Methods: An exploratory, cross-sectional study was employed to investigate cognitive function in adolescent video game players. Cognitive functions, including memory, attention, and executive functions, were evaluated in 46 adolescents who had been playing video games regularly for at least 1 h per day, 5 days per week, for at least a year, and 31 adolescents (who played video games <5 h per week) using cognitive function assessment tests. Other data, such as demographics, medical information, video game types, and time spent playing video games were collected by questionnaires.
Results: No significant difference was detected between the groups in terms of age, gender, IQ levels, and sociodemographic variables. Our findings show that visual memory results were slightly better in the playing group. Moreover, in the group that plays video games regularly, the increase in daily time spent playing games significantly increased the total error value in the Stroop Test and total interference value in California Verbal Learning Test-Children’s Version test. We also found that more time is spent on online games compared with traditional games.

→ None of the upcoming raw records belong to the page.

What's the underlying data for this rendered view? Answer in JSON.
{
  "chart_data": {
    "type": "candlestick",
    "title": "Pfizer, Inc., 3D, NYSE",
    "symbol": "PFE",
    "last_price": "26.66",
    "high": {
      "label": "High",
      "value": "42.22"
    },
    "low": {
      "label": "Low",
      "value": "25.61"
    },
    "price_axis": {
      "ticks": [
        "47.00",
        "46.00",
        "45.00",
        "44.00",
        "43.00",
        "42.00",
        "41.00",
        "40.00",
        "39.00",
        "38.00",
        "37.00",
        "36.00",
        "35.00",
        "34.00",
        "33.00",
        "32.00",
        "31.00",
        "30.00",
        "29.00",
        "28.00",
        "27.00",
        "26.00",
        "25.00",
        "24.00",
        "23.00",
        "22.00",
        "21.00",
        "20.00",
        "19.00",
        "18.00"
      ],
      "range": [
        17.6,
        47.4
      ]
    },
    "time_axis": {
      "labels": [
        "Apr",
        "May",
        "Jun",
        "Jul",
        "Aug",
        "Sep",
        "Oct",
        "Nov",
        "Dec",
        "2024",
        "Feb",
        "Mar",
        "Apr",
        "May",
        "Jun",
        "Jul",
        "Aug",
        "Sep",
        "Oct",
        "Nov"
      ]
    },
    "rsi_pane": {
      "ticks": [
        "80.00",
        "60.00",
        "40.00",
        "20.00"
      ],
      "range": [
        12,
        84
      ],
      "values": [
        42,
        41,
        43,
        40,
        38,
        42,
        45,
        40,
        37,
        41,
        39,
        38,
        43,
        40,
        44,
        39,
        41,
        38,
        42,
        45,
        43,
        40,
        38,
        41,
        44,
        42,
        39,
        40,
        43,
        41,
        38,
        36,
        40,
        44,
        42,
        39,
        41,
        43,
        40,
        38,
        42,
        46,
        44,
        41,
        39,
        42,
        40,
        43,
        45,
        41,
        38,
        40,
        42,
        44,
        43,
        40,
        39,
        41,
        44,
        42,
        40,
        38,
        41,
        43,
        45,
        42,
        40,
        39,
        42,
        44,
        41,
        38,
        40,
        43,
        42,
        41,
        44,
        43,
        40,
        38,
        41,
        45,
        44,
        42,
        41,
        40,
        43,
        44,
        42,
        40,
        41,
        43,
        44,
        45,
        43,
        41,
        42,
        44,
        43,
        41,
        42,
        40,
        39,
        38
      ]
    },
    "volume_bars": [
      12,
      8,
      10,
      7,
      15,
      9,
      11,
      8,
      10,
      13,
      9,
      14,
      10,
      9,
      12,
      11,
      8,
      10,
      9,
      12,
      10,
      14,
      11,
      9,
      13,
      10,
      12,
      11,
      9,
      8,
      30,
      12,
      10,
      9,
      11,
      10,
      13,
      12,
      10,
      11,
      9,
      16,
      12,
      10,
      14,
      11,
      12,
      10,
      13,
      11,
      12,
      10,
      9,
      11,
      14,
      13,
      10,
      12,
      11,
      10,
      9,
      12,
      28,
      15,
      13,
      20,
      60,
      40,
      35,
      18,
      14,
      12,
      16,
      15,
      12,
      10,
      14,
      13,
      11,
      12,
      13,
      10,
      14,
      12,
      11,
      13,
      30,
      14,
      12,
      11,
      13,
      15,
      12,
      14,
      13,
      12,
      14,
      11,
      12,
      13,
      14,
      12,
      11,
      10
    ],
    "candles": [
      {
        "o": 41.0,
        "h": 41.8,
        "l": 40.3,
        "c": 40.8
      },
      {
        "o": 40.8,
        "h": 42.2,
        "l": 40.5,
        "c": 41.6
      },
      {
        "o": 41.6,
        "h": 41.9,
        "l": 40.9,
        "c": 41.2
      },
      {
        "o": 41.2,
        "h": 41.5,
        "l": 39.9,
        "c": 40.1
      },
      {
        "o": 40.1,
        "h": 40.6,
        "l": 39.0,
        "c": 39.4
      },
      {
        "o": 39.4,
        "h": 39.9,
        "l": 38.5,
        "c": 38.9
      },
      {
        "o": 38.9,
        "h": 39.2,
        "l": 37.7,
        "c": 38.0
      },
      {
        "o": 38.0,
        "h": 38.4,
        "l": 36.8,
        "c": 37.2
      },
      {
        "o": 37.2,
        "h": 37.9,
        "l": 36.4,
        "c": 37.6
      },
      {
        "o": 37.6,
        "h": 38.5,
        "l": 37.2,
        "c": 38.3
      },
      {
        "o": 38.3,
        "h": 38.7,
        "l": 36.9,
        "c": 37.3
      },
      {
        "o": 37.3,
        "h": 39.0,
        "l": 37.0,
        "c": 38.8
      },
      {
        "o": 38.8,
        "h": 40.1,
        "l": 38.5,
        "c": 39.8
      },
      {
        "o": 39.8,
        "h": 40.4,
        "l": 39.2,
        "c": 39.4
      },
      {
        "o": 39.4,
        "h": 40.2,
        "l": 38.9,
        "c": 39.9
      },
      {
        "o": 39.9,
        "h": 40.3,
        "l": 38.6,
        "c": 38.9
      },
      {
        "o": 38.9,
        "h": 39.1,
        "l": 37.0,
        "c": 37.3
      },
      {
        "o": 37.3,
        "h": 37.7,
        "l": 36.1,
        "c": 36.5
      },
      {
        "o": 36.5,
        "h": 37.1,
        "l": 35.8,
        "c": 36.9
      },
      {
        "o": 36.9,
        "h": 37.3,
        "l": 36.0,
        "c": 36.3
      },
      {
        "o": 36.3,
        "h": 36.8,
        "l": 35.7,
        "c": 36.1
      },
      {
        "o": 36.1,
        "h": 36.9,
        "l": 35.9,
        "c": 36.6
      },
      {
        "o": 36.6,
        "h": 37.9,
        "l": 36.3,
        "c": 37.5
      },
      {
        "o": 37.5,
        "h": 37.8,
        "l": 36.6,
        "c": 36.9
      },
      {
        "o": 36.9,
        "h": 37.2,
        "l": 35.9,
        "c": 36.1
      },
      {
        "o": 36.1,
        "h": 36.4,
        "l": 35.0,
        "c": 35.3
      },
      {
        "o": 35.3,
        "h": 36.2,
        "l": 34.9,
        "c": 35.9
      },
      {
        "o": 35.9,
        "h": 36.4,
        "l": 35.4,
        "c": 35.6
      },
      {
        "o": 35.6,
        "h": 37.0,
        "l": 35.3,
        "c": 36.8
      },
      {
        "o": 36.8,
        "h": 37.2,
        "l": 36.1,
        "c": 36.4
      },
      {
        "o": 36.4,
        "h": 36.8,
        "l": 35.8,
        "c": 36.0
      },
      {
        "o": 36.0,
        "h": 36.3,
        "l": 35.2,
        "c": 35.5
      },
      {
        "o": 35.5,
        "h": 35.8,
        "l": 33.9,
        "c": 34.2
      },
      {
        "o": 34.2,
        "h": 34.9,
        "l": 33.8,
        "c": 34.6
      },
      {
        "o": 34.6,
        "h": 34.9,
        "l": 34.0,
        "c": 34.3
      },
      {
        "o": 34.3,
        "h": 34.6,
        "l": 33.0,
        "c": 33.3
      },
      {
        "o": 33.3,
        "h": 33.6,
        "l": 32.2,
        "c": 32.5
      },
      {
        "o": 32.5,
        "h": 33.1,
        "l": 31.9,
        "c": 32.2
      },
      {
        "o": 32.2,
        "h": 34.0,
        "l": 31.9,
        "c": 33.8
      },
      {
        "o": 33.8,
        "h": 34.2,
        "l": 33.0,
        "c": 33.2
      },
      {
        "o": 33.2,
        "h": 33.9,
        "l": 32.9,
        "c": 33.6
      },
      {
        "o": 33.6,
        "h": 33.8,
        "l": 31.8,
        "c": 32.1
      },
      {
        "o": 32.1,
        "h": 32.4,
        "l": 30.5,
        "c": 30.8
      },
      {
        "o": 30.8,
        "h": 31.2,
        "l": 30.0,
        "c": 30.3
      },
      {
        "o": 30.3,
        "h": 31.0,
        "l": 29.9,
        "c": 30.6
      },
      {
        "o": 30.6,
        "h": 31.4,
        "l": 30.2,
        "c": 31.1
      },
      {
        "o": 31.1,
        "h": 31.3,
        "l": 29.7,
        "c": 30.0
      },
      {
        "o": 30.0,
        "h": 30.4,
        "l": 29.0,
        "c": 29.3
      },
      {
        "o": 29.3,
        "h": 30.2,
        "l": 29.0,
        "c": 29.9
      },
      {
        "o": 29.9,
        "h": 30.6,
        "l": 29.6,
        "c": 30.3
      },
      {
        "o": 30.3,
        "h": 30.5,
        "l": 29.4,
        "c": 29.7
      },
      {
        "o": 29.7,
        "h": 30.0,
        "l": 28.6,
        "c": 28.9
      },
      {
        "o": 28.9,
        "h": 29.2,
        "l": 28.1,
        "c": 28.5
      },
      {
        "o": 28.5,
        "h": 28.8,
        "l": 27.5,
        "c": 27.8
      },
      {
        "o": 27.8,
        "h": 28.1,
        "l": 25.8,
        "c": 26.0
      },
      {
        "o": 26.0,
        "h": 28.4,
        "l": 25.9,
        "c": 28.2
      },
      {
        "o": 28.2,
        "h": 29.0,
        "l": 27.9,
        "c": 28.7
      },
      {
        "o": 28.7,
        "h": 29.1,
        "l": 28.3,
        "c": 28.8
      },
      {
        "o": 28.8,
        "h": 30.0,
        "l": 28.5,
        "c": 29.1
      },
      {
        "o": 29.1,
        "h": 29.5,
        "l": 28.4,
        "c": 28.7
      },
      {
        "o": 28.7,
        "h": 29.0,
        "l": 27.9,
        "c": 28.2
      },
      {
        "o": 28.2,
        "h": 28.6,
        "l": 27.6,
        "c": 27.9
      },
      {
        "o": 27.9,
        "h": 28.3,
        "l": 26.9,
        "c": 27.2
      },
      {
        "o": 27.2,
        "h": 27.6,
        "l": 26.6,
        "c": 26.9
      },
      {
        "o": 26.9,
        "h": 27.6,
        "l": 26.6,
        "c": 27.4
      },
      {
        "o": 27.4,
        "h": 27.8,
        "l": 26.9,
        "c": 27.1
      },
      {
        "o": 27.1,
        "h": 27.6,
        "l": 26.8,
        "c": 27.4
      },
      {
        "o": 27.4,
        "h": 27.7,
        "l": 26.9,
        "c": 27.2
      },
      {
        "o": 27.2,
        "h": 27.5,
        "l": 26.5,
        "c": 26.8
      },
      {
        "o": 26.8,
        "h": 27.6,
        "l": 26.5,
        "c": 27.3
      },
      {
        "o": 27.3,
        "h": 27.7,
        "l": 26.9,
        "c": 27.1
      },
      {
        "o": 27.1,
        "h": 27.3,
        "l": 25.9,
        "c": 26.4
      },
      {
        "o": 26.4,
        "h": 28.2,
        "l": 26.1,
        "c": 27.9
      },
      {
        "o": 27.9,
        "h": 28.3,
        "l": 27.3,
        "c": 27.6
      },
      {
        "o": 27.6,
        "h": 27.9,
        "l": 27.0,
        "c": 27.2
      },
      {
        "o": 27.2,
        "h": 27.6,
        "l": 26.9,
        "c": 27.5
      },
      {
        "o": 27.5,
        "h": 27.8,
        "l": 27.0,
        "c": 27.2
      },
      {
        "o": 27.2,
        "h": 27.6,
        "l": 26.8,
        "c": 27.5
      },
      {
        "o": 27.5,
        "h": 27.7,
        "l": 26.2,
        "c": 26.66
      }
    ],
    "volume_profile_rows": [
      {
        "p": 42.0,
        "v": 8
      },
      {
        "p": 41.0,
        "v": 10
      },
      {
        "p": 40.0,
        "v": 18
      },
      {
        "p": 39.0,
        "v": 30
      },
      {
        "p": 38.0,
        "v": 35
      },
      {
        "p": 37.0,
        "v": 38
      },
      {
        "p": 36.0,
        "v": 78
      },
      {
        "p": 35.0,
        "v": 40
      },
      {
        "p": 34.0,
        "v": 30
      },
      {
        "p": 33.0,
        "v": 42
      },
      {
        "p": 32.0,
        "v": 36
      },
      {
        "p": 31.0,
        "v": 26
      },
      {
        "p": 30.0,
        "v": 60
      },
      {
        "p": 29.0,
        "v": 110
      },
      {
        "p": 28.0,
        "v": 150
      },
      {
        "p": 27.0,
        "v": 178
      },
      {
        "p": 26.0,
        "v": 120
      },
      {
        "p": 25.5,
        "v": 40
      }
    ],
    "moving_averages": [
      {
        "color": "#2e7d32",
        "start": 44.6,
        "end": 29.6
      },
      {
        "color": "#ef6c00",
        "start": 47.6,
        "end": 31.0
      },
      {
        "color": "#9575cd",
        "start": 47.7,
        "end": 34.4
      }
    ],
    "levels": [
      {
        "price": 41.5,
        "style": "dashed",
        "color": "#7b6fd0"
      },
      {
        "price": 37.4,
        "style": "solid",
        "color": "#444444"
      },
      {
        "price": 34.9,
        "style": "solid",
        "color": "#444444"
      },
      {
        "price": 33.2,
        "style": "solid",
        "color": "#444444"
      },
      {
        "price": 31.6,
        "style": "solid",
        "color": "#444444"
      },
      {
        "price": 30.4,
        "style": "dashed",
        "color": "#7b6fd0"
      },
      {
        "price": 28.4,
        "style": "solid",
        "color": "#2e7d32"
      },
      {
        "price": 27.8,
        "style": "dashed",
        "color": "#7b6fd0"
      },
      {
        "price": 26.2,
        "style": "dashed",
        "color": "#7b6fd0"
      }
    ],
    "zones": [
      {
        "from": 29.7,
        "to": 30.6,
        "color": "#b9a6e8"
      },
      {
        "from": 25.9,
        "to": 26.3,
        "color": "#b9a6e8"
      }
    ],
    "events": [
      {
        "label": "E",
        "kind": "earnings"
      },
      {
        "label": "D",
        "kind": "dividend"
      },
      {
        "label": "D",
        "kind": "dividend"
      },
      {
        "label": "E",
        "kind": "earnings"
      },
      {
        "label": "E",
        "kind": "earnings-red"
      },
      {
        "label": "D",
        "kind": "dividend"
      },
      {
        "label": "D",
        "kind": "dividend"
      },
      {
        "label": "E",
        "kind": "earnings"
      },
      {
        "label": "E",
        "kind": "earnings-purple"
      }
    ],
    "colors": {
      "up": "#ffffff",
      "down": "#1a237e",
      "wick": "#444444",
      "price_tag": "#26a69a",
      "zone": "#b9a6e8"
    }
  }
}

Conclusions: In this study, we emphasize the pathological and uncontrolled consumption of video games and the possible consequences of time spent playing games. Our findings indicate the need for more extensive research. Future research should address the various implications of video game play, especially between the potentially positive and negative effects of video games.
Outcome
"The study results show that male teenagers aged between 10 and 19 were more likely to overplay video games and develop a problematic usage of games compared to female teenagers and other age groups"
"it was seen that IQ and age had a significant correlation with almost all tests, except verbal fluency and California Verbal Learning Test-Children’s Version (CVLT-C) long-delayed recall. The analysis based on this correlation showed that the group that plays video games regularly made significantly higher errors in Trail Making Tests B and Stroop tests and remembered fewer objects in CVLT-C test total recall scores when compared to controls that do not regularly play video games."